Speeds, feeds and settings

Hi Rob. It should be possible to work in either imperial or millimetres. It is the relationship between the numbers which is what matters.

I am looking at those numbers for feed and pass, your #201 cutter and the results you have pictured. The pictures show tearout at the top of your workpiece, rather than a nice clean cut. This is strongly suggestive that the cutter is proceeding too fast through the workpiece and is tearing the top layer of material as it passes. The depth of cut looks a little too deep for the speed of the cutter through the workpiece. The workpiece material is probne to tearout and voids. Some people may suggest to you that a downcut cutter will fix this issue. It may but the problem of feed speed and size of cut has not been addressed by that solution.

You can go back to millimetres if that is your comfort zone and then you do not have to try and grasp the imperial measurements and their implications. That speed of 75" per minute equates to 0905mm per minute. If this were my own workpiece I would be dropping that speed to 1000mm/min. In carbide motion you have the ability to dynamically adjust the rate of feed up or down during the cutting process.

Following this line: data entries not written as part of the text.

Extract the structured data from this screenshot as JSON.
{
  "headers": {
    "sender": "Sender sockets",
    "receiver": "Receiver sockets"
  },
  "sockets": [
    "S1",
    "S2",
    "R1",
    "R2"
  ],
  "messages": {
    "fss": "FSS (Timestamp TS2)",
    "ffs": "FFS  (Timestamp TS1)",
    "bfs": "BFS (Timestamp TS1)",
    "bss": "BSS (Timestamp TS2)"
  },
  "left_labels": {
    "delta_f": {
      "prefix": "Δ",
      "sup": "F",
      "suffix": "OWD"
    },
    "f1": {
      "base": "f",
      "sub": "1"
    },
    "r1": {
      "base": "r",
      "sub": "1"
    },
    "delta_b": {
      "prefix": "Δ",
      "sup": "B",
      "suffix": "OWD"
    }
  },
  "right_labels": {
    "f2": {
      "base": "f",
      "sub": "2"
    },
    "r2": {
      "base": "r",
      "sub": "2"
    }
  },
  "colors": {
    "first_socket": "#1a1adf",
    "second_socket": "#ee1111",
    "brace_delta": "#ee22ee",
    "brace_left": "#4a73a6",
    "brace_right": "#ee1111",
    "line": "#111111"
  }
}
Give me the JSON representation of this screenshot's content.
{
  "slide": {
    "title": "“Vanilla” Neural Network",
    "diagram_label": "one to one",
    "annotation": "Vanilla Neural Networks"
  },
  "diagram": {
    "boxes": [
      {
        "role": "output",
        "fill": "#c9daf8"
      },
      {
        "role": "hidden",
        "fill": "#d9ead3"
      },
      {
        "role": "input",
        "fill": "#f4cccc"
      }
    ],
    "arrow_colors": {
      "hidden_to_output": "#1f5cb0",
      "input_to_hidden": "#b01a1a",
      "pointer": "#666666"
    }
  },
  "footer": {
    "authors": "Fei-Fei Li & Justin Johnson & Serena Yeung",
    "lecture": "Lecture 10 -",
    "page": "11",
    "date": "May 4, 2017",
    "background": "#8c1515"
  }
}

The 0.060" pass depth is more than I would subject a cutter to in the first instance. It equates to 1.524mm and the reason that the depth may be too much is that the cutter is engaged in using 100% of its surface area when slotting, cutting the material directly without having any relieving spaces surrounding the cutter. In my world, I would start at 0.5mm and watch, listen and feel how the machine is working. If the cut is too heavy, you will hear the machine fighting as it moves the cutter forward and you will likely feel some vibration through the trails.

Initially, you could aim to have a quiet and comfortable machine that does not feel strained. It will preserve your machine and your tool life. You can always ramp up the cutting speed and depth, depending on material desired finish orf the workpiece

This link shows an olive wood carving. It is very nice wood to carve and for my roughing pass, I used a two flute 6.35mm (¼") cutter at 1000mm/min and a pass depth of 1mm at 10,000 rpm. Note how clean the cut looks.

For my finishing pass, I did not wish to sand the model detail at all because I wanted to retain the details as carved. I used a circumferential toolpath (to avoid repetitive lines like a ploughed field when using raster cutting) with a ball ended two flute cutter of 0.25mm (0.00984"). I was using a 3D pass depth at 18,000 rpm. The pass depth for a 3D carve like this carves the whole of the depth all at once in that specific line of cut, hence the very small ball ended cutter.